ATLANTA - Poverty is perhaps the most important factor in whether inner-city heterosexuals are infected with the AIDS virus, according to the first government study of its kind.

The study, released yesterday, suggests that HIV is epidemic in certain poverty-stricken urban neighborhoods. And, more significantly, poor heterosexuals in those areas were twice as likely to be infected as heterosexuals who lived in the same community but had more money.

Federal scientists found that there were no significant differences between blacks and whites, or Hispanics.

Health officials have long believed that poverty drives HIV epidemics, but there have been few studies to back that up. "In the United States, we haven't had a history of looking in depth at the association between poverty and HIV," said Dr. Jonathan Mermin, director of HIV/AIDS Prevention for the Centers for Disease Control and Prevention. Mermin oversees the CDC team that did the study.

The study involved a survey in 2006 and 2007 of 9,000 heterosexual adults, ages 18 to 50. They answered questions about their income, condom use and other details and were given HIV tests. The research was done in high-poverty neighborhoods in 23 U.S. cities.

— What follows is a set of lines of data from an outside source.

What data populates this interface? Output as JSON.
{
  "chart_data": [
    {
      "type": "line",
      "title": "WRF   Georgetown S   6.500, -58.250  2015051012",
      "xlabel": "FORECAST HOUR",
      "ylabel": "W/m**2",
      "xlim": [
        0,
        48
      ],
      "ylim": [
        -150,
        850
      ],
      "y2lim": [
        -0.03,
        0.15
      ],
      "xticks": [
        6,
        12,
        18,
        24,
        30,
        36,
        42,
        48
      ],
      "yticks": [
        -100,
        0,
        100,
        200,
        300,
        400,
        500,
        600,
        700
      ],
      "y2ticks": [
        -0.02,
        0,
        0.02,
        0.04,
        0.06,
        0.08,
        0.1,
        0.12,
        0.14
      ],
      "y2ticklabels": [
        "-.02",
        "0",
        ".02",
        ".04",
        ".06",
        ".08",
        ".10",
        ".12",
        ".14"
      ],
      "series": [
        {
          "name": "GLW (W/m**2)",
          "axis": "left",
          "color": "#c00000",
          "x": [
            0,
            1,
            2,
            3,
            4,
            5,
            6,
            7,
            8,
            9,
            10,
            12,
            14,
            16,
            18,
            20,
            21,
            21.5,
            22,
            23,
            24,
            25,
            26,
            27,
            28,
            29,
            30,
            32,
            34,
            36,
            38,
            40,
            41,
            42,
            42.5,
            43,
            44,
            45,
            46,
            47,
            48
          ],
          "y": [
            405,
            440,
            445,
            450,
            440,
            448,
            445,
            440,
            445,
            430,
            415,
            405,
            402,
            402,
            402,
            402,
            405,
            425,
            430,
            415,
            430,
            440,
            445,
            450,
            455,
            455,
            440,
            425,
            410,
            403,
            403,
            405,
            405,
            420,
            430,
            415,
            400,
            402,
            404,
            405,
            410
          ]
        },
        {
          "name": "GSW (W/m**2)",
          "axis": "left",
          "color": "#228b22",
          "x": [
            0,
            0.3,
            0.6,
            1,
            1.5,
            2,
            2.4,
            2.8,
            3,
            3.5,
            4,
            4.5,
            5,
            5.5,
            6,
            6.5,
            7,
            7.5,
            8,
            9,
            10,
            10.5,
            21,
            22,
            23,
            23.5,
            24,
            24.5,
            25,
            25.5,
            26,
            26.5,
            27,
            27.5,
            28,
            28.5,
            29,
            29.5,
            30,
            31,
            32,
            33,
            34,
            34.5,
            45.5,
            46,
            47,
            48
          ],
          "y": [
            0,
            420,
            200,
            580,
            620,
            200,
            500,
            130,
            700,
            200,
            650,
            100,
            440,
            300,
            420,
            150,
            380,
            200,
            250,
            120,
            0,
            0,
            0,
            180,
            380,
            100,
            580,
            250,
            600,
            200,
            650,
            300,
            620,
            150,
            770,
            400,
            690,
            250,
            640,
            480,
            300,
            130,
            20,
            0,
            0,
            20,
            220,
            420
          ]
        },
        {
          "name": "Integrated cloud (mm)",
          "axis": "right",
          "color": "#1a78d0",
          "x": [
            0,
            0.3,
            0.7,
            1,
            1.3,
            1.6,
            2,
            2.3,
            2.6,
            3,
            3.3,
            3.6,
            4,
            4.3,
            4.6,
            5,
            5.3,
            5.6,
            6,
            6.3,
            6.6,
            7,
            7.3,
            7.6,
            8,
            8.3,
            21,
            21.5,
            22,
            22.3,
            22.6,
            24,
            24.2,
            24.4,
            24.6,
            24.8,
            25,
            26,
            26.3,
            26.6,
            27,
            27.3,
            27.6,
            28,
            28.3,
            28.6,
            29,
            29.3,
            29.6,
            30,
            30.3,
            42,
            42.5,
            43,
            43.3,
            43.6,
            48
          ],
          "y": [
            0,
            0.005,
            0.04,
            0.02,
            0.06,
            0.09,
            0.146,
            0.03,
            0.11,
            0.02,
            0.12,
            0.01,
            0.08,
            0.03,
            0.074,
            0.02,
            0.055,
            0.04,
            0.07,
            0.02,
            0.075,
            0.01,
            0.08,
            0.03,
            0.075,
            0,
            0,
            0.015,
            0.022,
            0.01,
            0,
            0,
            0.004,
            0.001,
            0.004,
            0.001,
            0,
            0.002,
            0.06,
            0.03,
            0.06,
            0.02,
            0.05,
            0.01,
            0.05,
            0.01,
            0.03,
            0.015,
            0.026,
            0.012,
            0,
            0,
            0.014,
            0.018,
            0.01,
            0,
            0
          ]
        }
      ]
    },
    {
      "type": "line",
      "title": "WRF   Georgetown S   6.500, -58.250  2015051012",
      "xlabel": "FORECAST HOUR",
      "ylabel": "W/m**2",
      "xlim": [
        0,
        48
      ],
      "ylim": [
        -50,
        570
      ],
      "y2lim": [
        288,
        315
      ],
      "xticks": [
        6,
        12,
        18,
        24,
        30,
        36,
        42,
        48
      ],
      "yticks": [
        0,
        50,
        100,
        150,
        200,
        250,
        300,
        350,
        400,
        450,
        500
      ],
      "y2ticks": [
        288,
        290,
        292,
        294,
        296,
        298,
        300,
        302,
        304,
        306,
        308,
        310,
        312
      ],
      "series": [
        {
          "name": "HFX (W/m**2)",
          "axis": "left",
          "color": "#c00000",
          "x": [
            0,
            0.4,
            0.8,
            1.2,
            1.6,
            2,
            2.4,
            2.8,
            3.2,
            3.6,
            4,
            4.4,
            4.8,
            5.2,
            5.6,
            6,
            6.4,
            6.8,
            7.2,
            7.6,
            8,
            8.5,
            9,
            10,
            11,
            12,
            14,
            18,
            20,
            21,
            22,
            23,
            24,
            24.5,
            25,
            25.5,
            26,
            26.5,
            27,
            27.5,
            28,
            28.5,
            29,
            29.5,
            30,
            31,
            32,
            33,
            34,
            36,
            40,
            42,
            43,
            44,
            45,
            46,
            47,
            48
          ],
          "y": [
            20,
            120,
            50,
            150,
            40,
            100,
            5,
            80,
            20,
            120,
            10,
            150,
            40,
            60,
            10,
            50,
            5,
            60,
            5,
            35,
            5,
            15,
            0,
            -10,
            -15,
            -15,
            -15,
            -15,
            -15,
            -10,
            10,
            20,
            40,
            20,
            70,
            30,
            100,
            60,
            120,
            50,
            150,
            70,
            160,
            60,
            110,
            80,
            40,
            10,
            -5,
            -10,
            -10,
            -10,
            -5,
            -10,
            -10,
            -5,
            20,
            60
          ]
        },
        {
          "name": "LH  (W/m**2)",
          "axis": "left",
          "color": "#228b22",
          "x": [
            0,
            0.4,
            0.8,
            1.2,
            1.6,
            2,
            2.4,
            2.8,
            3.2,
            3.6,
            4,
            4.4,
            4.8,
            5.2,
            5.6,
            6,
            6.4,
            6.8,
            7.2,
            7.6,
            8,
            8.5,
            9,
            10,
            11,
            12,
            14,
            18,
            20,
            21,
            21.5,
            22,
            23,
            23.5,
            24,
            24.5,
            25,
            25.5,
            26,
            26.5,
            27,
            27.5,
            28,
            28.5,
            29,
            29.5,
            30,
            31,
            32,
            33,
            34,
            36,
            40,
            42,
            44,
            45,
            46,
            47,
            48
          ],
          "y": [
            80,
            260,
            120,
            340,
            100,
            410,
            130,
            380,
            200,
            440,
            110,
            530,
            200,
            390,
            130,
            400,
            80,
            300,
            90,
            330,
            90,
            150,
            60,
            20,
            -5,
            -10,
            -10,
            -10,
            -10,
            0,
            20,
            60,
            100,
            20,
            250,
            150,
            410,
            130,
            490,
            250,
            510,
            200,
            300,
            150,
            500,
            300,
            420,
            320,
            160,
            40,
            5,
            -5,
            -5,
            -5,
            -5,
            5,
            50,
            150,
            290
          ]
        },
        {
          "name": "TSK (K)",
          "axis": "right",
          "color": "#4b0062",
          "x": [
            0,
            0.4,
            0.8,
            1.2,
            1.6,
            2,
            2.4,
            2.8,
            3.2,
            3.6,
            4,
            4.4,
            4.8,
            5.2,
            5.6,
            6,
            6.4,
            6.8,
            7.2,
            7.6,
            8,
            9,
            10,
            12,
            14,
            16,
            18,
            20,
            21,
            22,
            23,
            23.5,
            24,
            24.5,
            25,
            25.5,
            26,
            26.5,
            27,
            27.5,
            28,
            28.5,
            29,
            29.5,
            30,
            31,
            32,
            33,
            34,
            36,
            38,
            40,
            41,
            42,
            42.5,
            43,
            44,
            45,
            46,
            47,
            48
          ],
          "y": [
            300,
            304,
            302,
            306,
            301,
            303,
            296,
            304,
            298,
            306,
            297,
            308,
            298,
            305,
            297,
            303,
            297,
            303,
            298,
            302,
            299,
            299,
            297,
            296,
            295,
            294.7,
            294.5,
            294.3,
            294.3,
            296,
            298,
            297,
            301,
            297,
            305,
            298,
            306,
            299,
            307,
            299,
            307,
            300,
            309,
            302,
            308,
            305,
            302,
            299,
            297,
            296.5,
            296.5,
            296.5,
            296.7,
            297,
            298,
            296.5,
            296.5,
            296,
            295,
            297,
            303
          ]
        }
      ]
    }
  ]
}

It focused on heterosexuals who don't use intravenous drugs.

The results: HIV was detected in 2.4 percent of the people who were living below the federal poverty line, which in 2007 was an annual income of roughly $10,000 or less for an individual.

Infections were found in 1.2 percent of people in the same neighborhoods who live above the poverty line. The results suggest people in low-income neighborhoods are likelier to be infected because they live among more infected people.